Peroxisome proliferator-activated receptor (PPAR)alpha is a nuclear receptor activated
by natural ligands such as fatty acids as well as by synthetic ligands such as fibrates
currently used to treat dyslipidemia. PPARalpha regulates the expression of genes
encoding proteins that are involved in lipid metabolism, fatty acid oxidation, and
glucose homeostasis, thereby improving markers for atherosclerosis and insulin resistance.
In addition, PPARalpha exerts anti-inflammatory effects both in the vascular wall
and the liver. Here we provide an overview of the mechanisms through which PPARalpha
affects the initiation and progression of atherosclerosis, with emphasis on the modulation
of atherosclerosis-associated inflammatory responses. PPARalpha activation interferes
with early steps in atherosclerosis by reducing leukocyte adhesion to activated endothelial
cells of the arterial vessel wall and inhibiting subsequent transendothelial leukocyte
migration. In later stages of atherosclerosis, evidence suggests activation of PPARalpha
inhibits the formation of macrophage foam cells by regulating expression of genes
involved in reverse cholesterol transport, formation of reactive oxygen species (ROS),
and associated lipoprotein oxidative modification among others. Furthermore, PPARalpha
may increase the stability of atherosclerotic plaques and limit plaque thrombogenicity.
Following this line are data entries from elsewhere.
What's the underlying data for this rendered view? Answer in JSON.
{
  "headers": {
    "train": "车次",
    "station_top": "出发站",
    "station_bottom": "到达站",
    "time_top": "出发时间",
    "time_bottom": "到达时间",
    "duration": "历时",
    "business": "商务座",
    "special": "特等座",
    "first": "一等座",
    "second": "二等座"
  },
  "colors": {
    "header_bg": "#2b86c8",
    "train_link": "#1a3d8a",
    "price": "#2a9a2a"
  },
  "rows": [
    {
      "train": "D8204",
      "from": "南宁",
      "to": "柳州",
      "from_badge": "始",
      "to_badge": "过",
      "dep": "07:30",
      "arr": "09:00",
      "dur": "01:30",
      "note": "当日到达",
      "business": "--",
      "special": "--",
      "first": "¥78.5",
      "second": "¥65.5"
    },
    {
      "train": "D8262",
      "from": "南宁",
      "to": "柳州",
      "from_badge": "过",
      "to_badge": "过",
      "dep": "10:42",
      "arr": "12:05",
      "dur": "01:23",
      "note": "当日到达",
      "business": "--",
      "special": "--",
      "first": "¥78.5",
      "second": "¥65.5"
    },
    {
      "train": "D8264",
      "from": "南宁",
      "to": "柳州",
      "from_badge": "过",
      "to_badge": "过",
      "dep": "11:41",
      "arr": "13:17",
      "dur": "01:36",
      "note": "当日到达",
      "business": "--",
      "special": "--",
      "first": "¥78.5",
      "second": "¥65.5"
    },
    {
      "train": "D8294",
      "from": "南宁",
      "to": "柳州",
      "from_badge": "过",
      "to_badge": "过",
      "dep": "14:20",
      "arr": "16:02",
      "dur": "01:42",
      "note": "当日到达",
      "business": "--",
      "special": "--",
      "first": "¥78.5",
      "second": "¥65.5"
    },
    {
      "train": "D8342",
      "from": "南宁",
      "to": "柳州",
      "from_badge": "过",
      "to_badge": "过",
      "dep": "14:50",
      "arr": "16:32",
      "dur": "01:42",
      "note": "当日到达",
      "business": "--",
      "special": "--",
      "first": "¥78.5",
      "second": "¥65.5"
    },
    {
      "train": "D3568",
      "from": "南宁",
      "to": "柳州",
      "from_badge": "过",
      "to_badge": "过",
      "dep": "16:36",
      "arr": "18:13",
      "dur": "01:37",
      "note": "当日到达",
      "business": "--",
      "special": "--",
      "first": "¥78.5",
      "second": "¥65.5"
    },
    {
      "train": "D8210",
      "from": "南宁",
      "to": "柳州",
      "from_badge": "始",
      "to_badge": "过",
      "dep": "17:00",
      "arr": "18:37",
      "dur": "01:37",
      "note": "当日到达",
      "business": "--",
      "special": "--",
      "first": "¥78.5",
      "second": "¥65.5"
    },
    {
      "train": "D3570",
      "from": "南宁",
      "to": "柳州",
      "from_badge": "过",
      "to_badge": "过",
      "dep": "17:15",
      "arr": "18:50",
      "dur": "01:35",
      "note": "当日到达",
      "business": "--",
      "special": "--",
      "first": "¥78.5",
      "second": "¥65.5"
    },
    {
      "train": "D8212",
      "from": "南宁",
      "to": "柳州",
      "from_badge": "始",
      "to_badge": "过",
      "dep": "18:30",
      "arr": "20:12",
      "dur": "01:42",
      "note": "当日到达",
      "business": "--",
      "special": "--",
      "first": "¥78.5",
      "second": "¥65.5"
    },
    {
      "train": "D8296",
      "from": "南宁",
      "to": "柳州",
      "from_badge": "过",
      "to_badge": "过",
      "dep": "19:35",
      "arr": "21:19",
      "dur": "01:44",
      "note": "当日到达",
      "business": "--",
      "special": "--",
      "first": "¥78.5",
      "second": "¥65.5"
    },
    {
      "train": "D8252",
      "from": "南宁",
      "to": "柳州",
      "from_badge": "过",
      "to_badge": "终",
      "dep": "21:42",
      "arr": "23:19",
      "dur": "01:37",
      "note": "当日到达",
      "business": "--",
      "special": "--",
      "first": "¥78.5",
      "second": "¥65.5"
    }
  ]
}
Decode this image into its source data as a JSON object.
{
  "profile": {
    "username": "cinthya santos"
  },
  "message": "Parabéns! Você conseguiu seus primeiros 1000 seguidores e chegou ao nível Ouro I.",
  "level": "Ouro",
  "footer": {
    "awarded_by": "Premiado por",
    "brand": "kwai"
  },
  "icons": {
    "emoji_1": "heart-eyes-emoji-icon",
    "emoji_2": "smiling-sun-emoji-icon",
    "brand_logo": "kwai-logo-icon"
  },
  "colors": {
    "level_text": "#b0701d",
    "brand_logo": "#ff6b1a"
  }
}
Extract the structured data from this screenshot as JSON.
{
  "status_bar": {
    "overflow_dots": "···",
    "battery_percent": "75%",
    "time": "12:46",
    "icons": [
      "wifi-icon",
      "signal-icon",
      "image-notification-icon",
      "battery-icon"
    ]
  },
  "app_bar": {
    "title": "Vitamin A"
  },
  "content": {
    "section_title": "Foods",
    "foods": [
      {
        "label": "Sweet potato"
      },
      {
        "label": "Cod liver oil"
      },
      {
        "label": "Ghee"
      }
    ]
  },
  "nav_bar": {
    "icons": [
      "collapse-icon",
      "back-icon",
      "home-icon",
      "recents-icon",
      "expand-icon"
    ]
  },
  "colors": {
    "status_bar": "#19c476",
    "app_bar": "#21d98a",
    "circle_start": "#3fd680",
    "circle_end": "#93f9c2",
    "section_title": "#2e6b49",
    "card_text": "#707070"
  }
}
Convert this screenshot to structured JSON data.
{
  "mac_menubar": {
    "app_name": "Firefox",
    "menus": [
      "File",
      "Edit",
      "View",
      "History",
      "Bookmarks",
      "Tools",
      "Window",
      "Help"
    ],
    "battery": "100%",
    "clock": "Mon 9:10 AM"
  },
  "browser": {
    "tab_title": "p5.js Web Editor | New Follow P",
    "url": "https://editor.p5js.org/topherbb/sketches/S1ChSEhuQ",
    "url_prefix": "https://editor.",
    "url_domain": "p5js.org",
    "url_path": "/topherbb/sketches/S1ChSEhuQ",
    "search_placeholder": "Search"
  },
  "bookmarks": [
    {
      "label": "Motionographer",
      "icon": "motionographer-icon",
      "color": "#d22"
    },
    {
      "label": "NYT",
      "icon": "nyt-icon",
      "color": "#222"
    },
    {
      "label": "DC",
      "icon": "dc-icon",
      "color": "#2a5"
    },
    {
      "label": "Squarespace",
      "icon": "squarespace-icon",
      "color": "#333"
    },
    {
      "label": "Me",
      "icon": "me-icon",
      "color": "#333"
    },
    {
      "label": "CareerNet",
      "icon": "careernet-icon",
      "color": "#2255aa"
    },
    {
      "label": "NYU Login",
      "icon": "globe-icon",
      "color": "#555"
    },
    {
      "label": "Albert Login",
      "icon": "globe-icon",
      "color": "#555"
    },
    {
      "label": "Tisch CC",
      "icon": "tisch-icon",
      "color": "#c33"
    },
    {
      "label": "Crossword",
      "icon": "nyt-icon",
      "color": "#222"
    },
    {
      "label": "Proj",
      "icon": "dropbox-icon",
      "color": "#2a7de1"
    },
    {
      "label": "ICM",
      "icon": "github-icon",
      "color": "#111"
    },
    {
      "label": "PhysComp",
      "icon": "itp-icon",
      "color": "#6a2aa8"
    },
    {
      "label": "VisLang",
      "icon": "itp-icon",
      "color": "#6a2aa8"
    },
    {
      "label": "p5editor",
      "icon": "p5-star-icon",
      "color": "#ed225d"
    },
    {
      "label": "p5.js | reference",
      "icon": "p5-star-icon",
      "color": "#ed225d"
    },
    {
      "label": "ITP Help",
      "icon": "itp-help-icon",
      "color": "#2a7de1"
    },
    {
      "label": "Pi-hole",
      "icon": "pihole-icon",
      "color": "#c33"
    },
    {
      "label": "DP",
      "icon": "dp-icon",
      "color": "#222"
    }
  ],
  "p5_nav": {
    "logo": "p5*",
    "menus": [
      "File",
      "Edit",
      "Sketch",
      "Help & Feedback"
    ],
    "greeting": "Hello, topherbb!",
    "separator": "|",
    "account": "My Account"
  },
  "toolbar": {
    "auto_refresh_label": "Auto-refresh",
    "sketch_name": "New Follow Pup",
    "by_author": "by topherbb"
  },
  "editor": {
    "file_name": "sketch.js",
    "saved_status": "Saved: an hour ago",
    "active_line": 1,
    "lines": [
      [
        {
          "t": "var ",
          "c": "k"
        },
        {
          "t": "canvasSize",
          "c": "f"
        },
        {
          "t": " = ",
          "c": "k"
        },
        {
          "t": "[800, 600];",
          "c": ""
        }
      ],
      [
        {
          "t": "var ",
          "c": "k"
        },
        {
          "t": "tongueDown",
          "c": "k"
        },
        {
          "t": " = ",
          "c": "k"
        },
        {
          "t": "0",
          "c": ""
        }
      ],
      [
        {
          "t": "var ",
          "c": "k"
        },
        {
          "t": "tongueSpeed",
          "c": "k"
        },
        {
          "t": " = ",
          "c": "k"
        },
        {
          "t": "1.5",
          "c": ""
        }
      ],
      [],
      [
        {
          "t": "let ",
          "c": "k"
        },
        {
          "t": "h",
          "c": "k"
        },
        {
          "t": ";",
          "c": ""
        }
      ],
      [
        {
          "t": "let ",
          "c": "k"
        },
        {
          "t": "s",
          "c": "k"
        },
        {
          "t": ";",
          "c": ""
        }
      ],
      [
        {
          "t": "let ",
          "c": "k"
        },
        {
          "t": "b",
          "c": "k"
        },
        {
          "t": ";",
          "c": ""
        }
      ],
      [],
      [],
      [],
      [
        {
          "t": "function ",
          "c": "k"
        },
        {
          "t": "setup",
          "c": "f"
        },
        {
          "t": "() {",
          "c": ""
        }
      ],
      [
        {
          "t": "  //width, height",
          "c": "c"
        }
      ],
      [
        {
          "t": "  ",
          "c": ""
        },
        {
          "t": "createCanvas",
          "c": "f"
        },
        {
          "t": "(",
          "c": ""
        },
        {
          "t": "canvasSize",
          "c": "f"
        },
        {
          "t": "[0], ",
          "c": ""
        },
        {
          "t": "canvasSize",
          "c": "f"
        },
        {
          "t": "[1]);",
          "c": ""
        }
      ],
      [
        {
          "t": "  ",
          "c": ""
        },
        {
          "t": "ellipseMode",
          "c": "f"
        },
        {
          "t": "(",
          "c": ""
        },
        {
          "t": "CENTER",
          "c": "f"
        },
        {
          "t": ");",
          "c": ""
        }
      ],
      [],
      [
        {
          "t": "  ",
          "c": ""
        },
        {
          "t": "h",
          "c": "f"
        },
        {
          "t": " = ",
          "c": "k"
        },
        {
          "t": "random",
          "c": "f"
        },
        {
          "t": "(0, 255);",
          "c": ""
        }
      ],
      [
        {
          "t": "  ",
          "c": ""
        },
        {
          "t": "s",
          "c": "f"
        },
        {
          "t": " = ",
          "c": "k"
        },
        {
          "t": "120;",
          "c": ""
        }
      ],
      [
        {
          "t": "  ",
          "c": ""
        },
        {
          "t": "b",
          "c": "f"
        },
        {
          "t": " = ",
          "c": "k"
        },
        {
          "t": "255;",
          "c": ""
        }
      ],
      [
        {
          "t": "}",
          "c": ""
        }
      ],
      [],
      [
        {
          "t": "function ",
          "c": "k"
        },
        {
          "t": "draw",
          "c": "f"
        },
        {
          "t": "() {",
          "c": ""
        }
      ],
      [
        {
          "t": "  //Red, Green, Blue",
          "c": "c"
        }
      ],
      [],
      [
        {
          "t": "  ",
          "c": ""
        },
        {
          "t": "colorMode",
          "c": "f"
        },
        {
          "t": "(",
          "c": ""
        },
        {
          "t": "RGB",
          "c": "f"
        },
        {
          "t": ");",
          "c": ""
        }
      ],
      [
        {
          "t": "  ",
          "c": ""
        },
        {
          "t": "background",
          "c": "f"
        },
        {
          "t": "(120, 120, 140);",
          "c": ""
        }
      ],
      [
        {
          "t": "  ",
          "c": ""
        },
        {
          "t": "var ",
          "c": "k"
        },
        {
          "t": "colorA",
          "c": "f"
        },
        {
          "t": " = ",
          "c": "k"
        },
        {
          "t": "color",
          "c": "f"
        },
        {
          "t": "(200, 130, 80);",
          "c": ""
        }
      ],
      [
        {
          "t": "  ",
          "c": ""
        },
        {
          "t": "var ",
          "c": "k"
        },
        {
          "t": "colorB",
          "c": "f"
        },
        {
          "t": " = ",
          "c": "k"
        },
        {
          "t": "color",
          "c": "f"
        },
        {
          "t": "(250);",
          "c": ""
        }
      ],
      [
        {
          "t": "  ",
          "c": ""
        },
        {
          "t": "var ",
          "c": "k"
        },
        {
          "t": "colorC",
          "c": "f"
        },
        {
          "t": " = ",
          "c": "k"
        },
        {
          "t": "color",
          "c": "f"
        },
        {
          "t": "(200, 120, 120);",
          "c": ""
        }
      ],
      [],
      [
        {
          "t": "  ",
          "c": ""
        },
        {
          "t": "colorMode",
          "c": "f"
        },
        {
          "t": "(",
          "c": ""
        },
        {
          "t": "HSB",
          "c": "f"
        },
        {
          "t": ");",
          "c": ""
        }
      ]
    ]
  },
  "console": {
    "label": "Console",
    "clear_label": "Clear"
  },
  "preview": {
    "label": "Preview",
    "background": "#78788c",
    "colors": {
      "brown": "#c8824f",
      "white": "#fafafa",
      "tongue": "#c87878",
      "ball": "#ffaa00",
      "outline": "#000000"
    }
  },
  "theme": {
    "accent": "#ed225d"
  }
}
These various effects may be linked to the generation of PPARalpha ligands by endogenous
mechanisms of lipoprotein metabolism. In spite of this dataset, other reports implicate
PPARalpha in responses such as hypertension and diabetic cardiomyopathy. Although
some clinical trials data with fibrates suggest that fibrates may decrease cardiovascular
events, other studies have been less clear, in terms of benefit. Independent of the
clinical effects of currently used drugs purported to achieve PPARalpha, extensive
data establish the importance of PPARalpha in the transcriptional regulation of lipid
metabolism, atherosclerosis, and inflammation.